Nove Noites: um labirinto de vozes!




Cássio José dos Santos Sousa
Graduando em Letras pela Universidade Federal do Ceará
Instituto UFC Virtual

Resumo: Pegando como pressuposto o livro Nove Noites, de Bernardo Carvalho, publicado em 2002 e já alcançado consagração; e, as concepções da pós-modernidade, como pano de fundo para nossa análise, este ensaio busca traçar uma linha de estudo sobre a polifonia, conceito definido e teorizado por Mikhail Bakhtin. Carvalho trabalha com a multiplicidade de vozes na construção de seu enredo, de maneira que se adentre na encruzilhada da estética defendida como pós-moderna e/ou contemporânea. Quantas vozes ou narradores há na obra mencionada? Realidade e ficção podem configurar-se nessa estética de maneira que haja uma combinação ou uma delas se sobressai? E o que dizer da descontinuidade no enredo? Eis aí algumas propostas que se identificam como características da pós-modernidade. Trataremos aqui, no entanto, do dialogismo polifônico bakhtiniano em Nove Noites.    

Palavras- chave: Bernardo Carvalho, Nove Noites, Polifonia, Bakhtin.
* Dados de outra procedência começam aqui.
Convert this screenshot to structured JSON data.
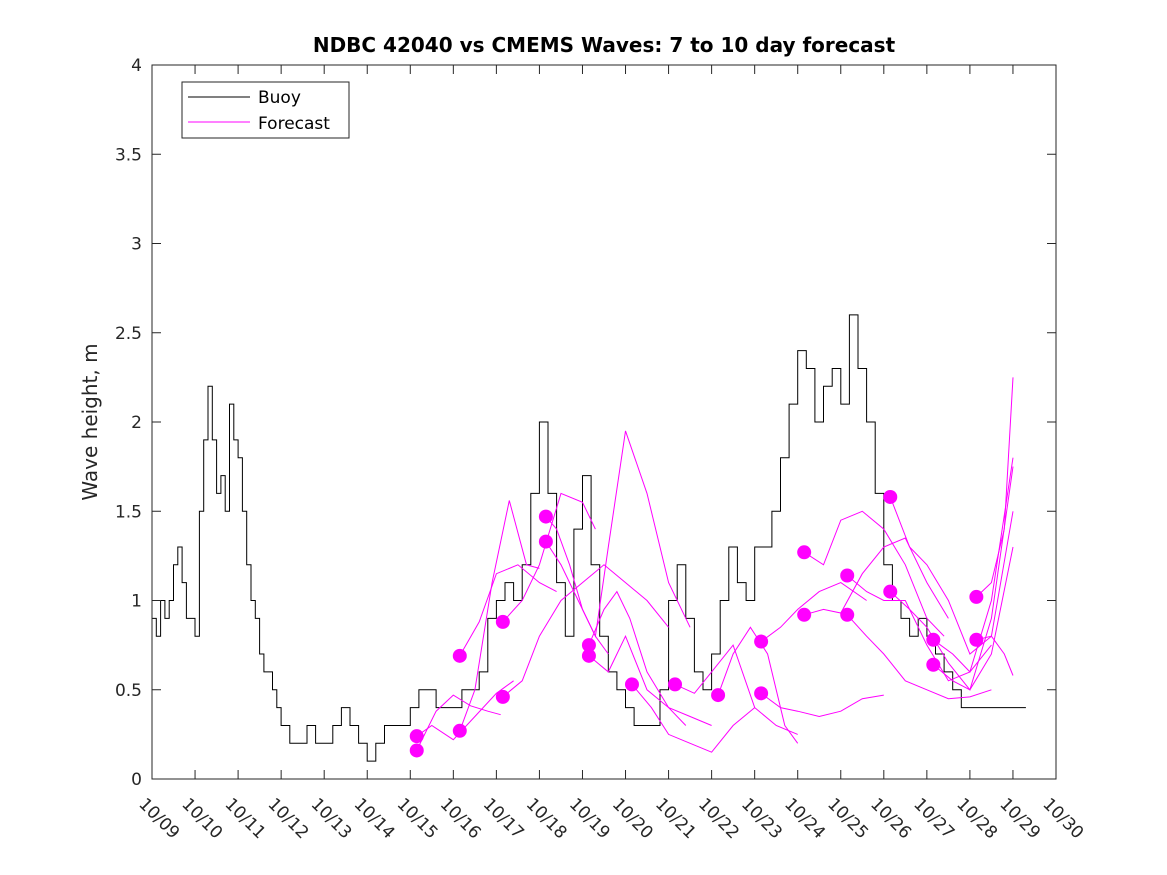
{
  "chart_data": {
    "type": "line",
    "title": "NDBC 42040 vs CMEMS Waves: 7 to 10 day forecast",
    "xlabel": "",
    "ylabel": "Wave height, m",
    "xlim": [
      0,
      21
    ],
    "ylim": [
      0,
      4
    ],
    "grid": false,
    "legend_position": "top-left",
    "x_tick_labels": [
      "10/09",
      "10/10",
      "10/11",
      "10/12",
      "10/13",
      "10/14",
      "10/15",
      "10/16",
      "10/17",
      "10/18",
      "10/19",
      "10/20",
      "10/21",
      "10/22",
      "10/23",
      "10/24",
      "10/25",
      "10/26",
      "10/27",
      "10/28",
      "10/29",
      "10/30"
    ],
    "y_ticks": [
      0,
      0.5,
      1,
      1.5,
      2,
      2.5,
      3,
      3.5,
      4
    ],
    "y_tick_labels": [
      "0",
      "0.5",
      "1",
      "1.5",
      "2",
      "2.5",
      "3",
      "3.5",
      "4"
    ],
    "colors": {
      "buoy": "#000000",
      "forecast": "#ff00ff",
      "axis": "#262626"
    },
    "series": [
      {
        "name": "Buoy",
        "color": "#000000",
        "x": [
          0,
          0.1,
          0.2,
          0.3,
          0.4,
          0.5,
          0.6,
          0.7,
          0.8,
          0.9,
          1.0,
          1.1,
          1.2,
          1.3,
          1.4,
          1.5,
          1.6,
          1.7,
          1.8,
          1.9,
          2.0,
          2.1,
          2.2,
          2.3,
          2.4,
          2.5,
          2.6,
          2.7,
          2.8,
          2.9,
          3.0,
          3.2,
          3.4,
          3.6,
          3.8,
          4.0,
          4.2,
          4.4,
          4.6,
          4.8,
          5.0,
          5.2,
          5.4,
          5.6,
          5.8,
          6.0,
          6.2,
          6.4,
          6.6,
          6.8,
          7.0,
          7.2,
          7.4,
          7.6,
          7.8,
          8.0,
          8.2,
          8.4,
          8.6,
          8.8,
          9.0,
          9.2,
          9.4,
          9.6,
          9.8,
          10.0,
          10.2,
          10.4,
          10.6,
          10.8,
          11.0,
          11.2,
          11.4,
          11.6,
          11.8,
          12.0,
          12.2,
          12.4,
          12.6,
          12.8,
          13.0,
          13.2,
          13.4,
          13.6,
          13.8,
          14.0,
          14.2,
          14.4,
          14.6,
          14.8,
          15.0,
          15.2,
          15.4,
          15.6,
          15.8,
          16.0,
          16.2,
          16.4,
          16.6,
          16.8,
          17.0,
          17.2,
          17.4,
          17.6,
          17.8,
          18.0,
          18.2,
          18.4,
          18.6,
          18.8,
          19.0,
          19.2,
          19.4,
          19.6,
          19.8,
          20.0,
          20.3
        ],
        "values": [
          0.9,
          0.8,
          1.0,
          0.9,
          1.0,
          1.2,
          1.3,
          1.1,
          0.9,
          0.9,
          0.8,
          1.5,
          1.9,
          2.2,
          1.9,
          1.6,
          1.7,
          1.5,
          2.1,
          1.9,
          1.8,
          1.5,
          1.2,
          1.0,
          0.9,
          0.7,
          0.6,
          0.6,
          0.5,
          0.4,
          0.3,
          0.2,
          0.2,
          0.3,
          0.2,
          0.2,
          0.3,
          0.4,
          0.3,
          0.2,
          0.1,
          0.2,
          0.3,
          0.3,
          0.3,
          0.4,
          0.5,
          0.5,
          0.4,
          0.4,
          0.4,
          0.5,
          0.5,
          0.6,
          0.9,
          1.0,
          1.1,
          1.0,
          1.2,
          1.6,
          2.0,
          1.6,
          1.1,
          0.8,
          1.4,
          1.7,
          1.2,
          0.8,
          0.6,
          0.5,
          0.4,
          0.3,
          0.3,
          0.3,
          0.5,
          1.0,
          1.2,
          0.9,
          0.6,
          0.5,
          0.7,
          1.0,
          1.3,
          1.1,
          1.0,
          1.3,
          1.3,
          1.5,
          1.8,
          2.1,
          2.4,
          2.3,
          2.0,
          2.2,
          2.3,
          2.1,
          2.6,
          2.3,
          2.0,
          1.6,
          1.2,
          1.0,
          0.9,
          0.8,
          0.9,
          0.8,
          0.7,
          0.6,
          0.5,
          0.4,
          0.4,
          0.4,
          0.4,
          0.4,
          0.4,
          0.4,
          0.4
        ]
      },
      {
        "name": "Forecast",
        "color": "#ff00ff",
        "x": [
          6.15,
          6.6,
          7.0,
          7.4,
          7.8,
          8.1
        ],
        "values": [
          0.16,
          0.38,
          0.47,
          0.41,
          0.38,
          0.36
        ]
      },
      {
        "name": "Forecast",
        "color": "#ff00ff",
        "x": [
          6.15,
          6.5,
          7.0,
          7.5,
          8.0,
          8.4
        ],
        "values": [
          0.24,
          0.3,
          0.22,
          0.35,
          0.48,
          0.55
        ]
      },
      {
        "name": "Forecast",
        "color": "#ff00ff",
        "x": [
          7.15,
          7.5,
          7.9,
          8.3,
          8.7,
          9.0
        ],
        "values": [
          0.27,
          0.5,
          1.1,
          1.56,
          1.2,
          1.18
        ]
      },
      {
        "name": "Forecast",
        "color": "#ff00ff",
        "x": [
          7.15,
          7.6,
          8.0,
          8.5,
          9.0,
          9.4
        ],
        "values": [
          0.69,
          0.88,
          1.15,
          1.2,
          1.1,
          1.05
        ]
      },
      {
        "name": "Forecast",
        "color": "#ff00ff",
        "x": [
          8.15,
          8.6,
          9.0,
          9.5,
          10.0,
          10.3
        ],
        "values": [
          0.88,
          1.0,
          1.2,
          1.6,
          1.55,
          1.4
        ]
      },
      {
        "name": "Forecast",
        "color": "#ff00ff",
        "x": [
          8.15,
          8.6,
          9.0,
          9.5,
          10.0,
          10.5,
          11.0,
          11.5,
          12.0
        ],
        "values": [
          0.46,
          0.55,
          0.8,
          1.0,
          1.1,
          1.2,
          1.1,
          1.0,
          0.85
        ]
      },
      {
        "name": "Forecast",
        "color": "#ff00ff",
        "x": [
          9.15,
          9.4,
          9.7,
          10.0,
          10.3,
          10.6
        ],
        "values": [
          1.47,
          1.4,
          1.2,
          0.95,
          0.8,
          0.7
        ]
      },
      {
        "name": "Forecast",
        "color": "#ff00ff",
        "x": [
          9.15,
          9.5,
          9.9,
          10.3,
          10.6,
          11.0,
          11.5,
          12.0,
          12.5
        ],
        "values": [
          1.33,
          1.2,
          1.0,
          0.8,
          1.3,
          1.95,
          1.6,
          1.1,
          0.85
        ]
      },
      {
        "name": "Forecast",
        "color": "#ff00ff",
        "x": [
          10.15,
          10.5,
          10.8,
          11.1,
          11.5,
          12.0,
          12.4
        ],
        "values": [
          0.75,
          0.95,
          1.05,
          0.9,
          0.6,
          0.4,
          0.3
        ]
      },
      {
        "name": "Forecast",
        "color": "#ff00ff",
        "x": [
          10.15,
          10.6,
          11.0,
          11.5,
          12.0,
          12.5,
          13.0
        ],
        "values": [
          0.69,
          0.6,
          0.8,
          0.5,
          0.4,
          0.35,
          0.3
        ]
      },
      {
        "name": "Forecast",
        "color": "#ff00ff",
        "x": [
          11.15,
          11.6,
          12.0,
          12.5,
          13.0,
          13.5,
          14.0
        ],
        "values": [
          0.53,
          0.4,
          0.25,
          0.2,
          0.15,
          0.3,
          0.4
        ]
      },
      {
        "name": "Forecast",
        "color": "#ff00ff",
        "x": [
          12.15,
          12.6,
          13.0,
          13.5,
          14.0,
          14.5,
          15.0
        ],
        "values": [
          0.53,
          0.48,
          0.6,
          0.75,
          0.4,
          0.3,
          0.25
        ]
      },
      {
        "name": "Forecast",
        "color": "#ff00ff",
        "x": [
          13.15,
          13.5,
          13.9,
          14.3,
          14.7,
          15.0
        ],
        "values": [
          0.47,
          0.7,
          0.85,
          0.7,
          0.3,
          0.2
        ]
      },
      {
        "name": "Forecast",
        "color": "#ff00ff",
        "x": [
          14.15,
          14.6,
          15.0,
          15.5,
          16.0,
          16.5,
          17.0
        ],
        "values": [
          0.48,
          0.4,
          0.38,
          0.35,
          0.38,
          0.45,
          0.47
        ]
      },
      {
        "name": "Forecast",
        "color": "#ff00ff",
        "x": [
          14.15,
          14.6,
          15.0,
          15.5,
          16.0,
          16.6
        ],
        "values": [
          0.77,
          0.85,
          0.95,
          1.05,
          1.1,
          1.0
        ]
      },
      {
        "name": "Forecast",
        "color": "#ff00ff",
        "x": [
          15.15,
          15.6,
          16.0,
          16.5,
          17.0,
          17.5,
          18.0,
          18.4
        ],
        "values": [
          1.27,
          1.2,
          1.45,
          1.5,
          1.4,
          1.2,
          0.9,
          0.8
        ]
      },
      {
        "name": "Forecast",
        "color": "#ff00ff",
        "x": [
          15.15,
          15.6,
          16.0,
          16.5,
          17.0,
          17.5,
          18.0,
          18.5
        ],
        "values": [
          0.92,
          0.95,
          0.93,
          1.15,
          1.3,
          1.35,
          1.1,
          0.9
        ]
      },
      {
        "name": "Forecast",
        "color": "#ff00ff",
        "x": [
          16.15,
          16.6,
          17.0,
          17.5,
          18.0,
          18.5,
          19.0,
          19.5
        ],
        "values": [
          1.14,
          1.05,
          1.0,
          1.0,
          0.75,
          0.55,
          0.6,
          0.75
        ]
      },
      {
        "name": "Forecast",
        "color": "#ff00ff",
        "x": [
          16.15,
          16.6,
          17.0,
          17.5,
          18.0,
          18.5,
          19.0,
          19.5
        ],
        "values": [
          0.92,
          0.8,
          0.7,
          0.55,
          0.5,
          0.45,
          0.46,
          0.5
        ]
      },
      {
        "name": "Forecast",
        "color": "#ff00ff",
        "x": [
          17.15,
          17.6,
          18.0,
          18.5,
          19.0,
          19.5,
          20.0
        ],
        "values": [
          1.58,
          1.3,
          1.2,
          1.0,
          0.7,
          0.8,
          1.5
        ]
      },
      {
        "name": "Forecast",
        "color": "#ff00ff",
        "x": [
          17.15,
          17.6,
          18.0,
          18.5,
          19.0,
          19.5,
          20.0
        ],
        "values": [
          1.05,
          0.95,
          0.85,
          0.65,
          0.5,
          0.9,
          1.75
        ]
      },
      {
        "name": "Forecast",
        "color": "#ff00ff",
        "x": [
          18.15,
          18.6,
          19.0,
          19.5,
          20.0
        ],
        "values": [
          0.78,
          0.7,
          0.6,
          1.0,
          1.8
        ]
      },
      {
        "name": "Forecast",
        "color": "#ff00ff",
        "x": [
          18.15,
          18.6,
          19.0,
          19.5,
          20.0
        ],
        "values": [
          0.64,
          0.55,
          0.5,
          0.7,
          1.3
        ]
      },
      {
        "name": "Forecast",
        "color": "#ff00ff",
        "x": [
          19.15,
          19.5,
          19.8,
          20.0
        ],
        "values": [
          1.02,
          1.1,
          1.4,
          2.25
        ]
      },
      {
        "name": "Forecast",
        "color": "#ff00ff",
        "x": [
          19.15,
          19.5,
          19.8,
          20.0
        ],
        "values": [
          0.78,
          0.8,
          0.7,
          0.58
        ]
      }
    ],
    "legend": [
      {
        "label": "Buoy",
        "color": "#000000"
      },
      {
        "label": "Forecast",
        "color": "#ff00ff"
      }
    ]
  }
}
Ninguém nunca me perguntou, e por isso também nunca precisei responder. Todo mundo quer saber o que sabem os suicidas...
Ninguém nunca me perguntou, e por isso nunca precisei responder que a representação do inferno, tal como a imagino, também fica, ou ficava, no Xingu da minha infância... 
Eu só queria sair dali. O que estávamos fazendo no meio do inferno, por um trabalho inglório, que seria engolido em poucos anos? 
(Nove Noites - Bernardo Carvalho)

 
1.      Início de Conversa.

A história Nove Noites, narrada por um romancista (narrador-escritor), gira em torno da vinda do antropólogo estudanindense Buell Quain para o Brasil, em 1938. O texto é uma espécie de relato de pesquisa das experiências que teve enquanto se dedicava à obtenção das informações biográficas acerca do antropólogo, nele estão reproduzidos trechos das fontes históricas pesquisadas, como cartas, entrevistas, fotografias.      
            No inicio do romance, o narrador conta que tomou conhecimento da história de Buell Quain por meio de um texto jornalístico escrito pela renomada antropóloga brasileira, Mariza Corrêa, que trabalhou durante muitos anos na Universidade de Campinas e publicou vários textos sobre pesquisadores estrangeiros no Brasil durante o estado novo, inclusive Buell Quain, sobre o conselho de fiscalização das expedições artísticas e científicas e, além disso, traduziu e publicou uma carta enviada a Quain pela antropóloga norte-americana Margaret Mead. Ele explica como estabeleceu os primeiros contatos com a autora do artigo, como foi conquistando sua confiança e convencendo-a de que ele deseja escrever o romance.    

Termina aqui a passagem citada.